3 out of 4 tech professionals have experienced imposter syndrome at work. Imposter syndrome doesn’t impact every tech professional equally. More women experience feeling out of place or under-qualified compared to coworkers.
The tech industry has a reputation for long hours and overtime. “Always-on” is the norm at some tech companies. Yet women feel more pressure to put in extra work than male colleagues.
Women in tech are optimistic about opportunities for growth in the tech industry. The majority of women are confident they will earn a promotion within the next two years. Despite any added self-doubt or pressure they may feel, women perceive opportunities for growth at around the same rate as men.Whether they grow into higher titles and larger salaries at their current companies, or by moving to a new employer, women in tech see a path forward.
Mentorship for Women in Tech
It’s more difficult for women to find mentors and role models in the tech industry than it is for men.

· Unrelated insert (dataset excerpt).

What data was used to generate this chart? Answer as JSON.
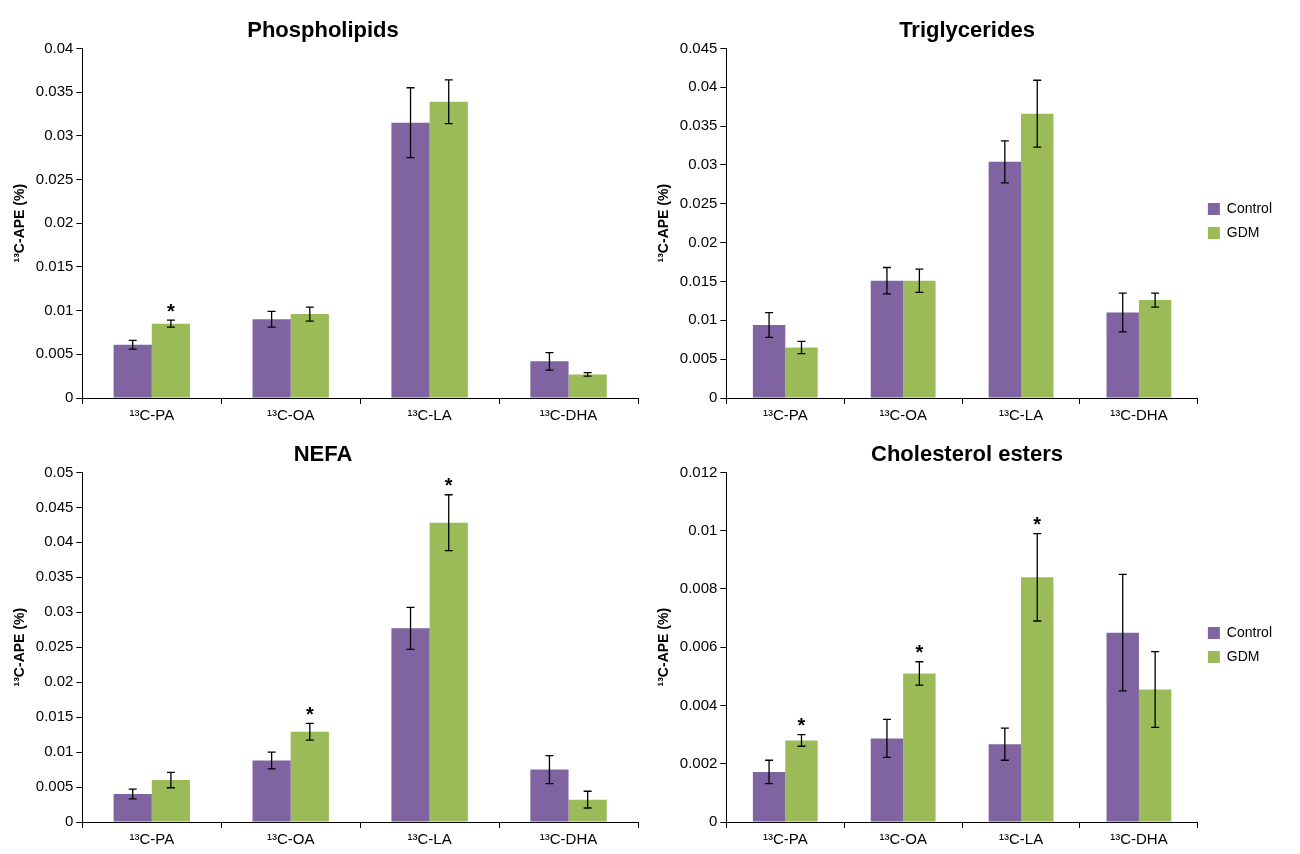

Just under half (44%) of women found it fairly or very difficult to find mentors/role models in their field. Only 28% of men (less than 1 in 3) found it fairly or very difficult.
Many women said they’ve never had a female mentor in the industry.
Women of Color in Tech
People of color, women of color and black women especially, are underrepresented in the tech industry. Women of color are less confident in their opportunities for growth in the field than white women. They may face discrimination not just because they’re in a gender minority, but also a racial minority.
This concern extends to women of color founders. Entrepreneurial women of color face additional obstacles based on their gender and race. Women of color are 13% more concerned about the gender gap in VC funding than white women.
Other forms of job security and compensation are also particularly important to women of color. For example, women of color are 23% more likely than white women to weigh parental leave benefits very strongly in employment decisions.
The challenges and priorities of women of color in tech have been under-acknowledged historically. Women are more likely to identify lack of representation from people of color in their workplace. Nearly half (47%) of women say their companies have below average representation from people of color. 68% of men say their companies are at or above the tech industry average for representation from people of color. Men perceive their companies as more diverse than women, across a range of dimensions including race.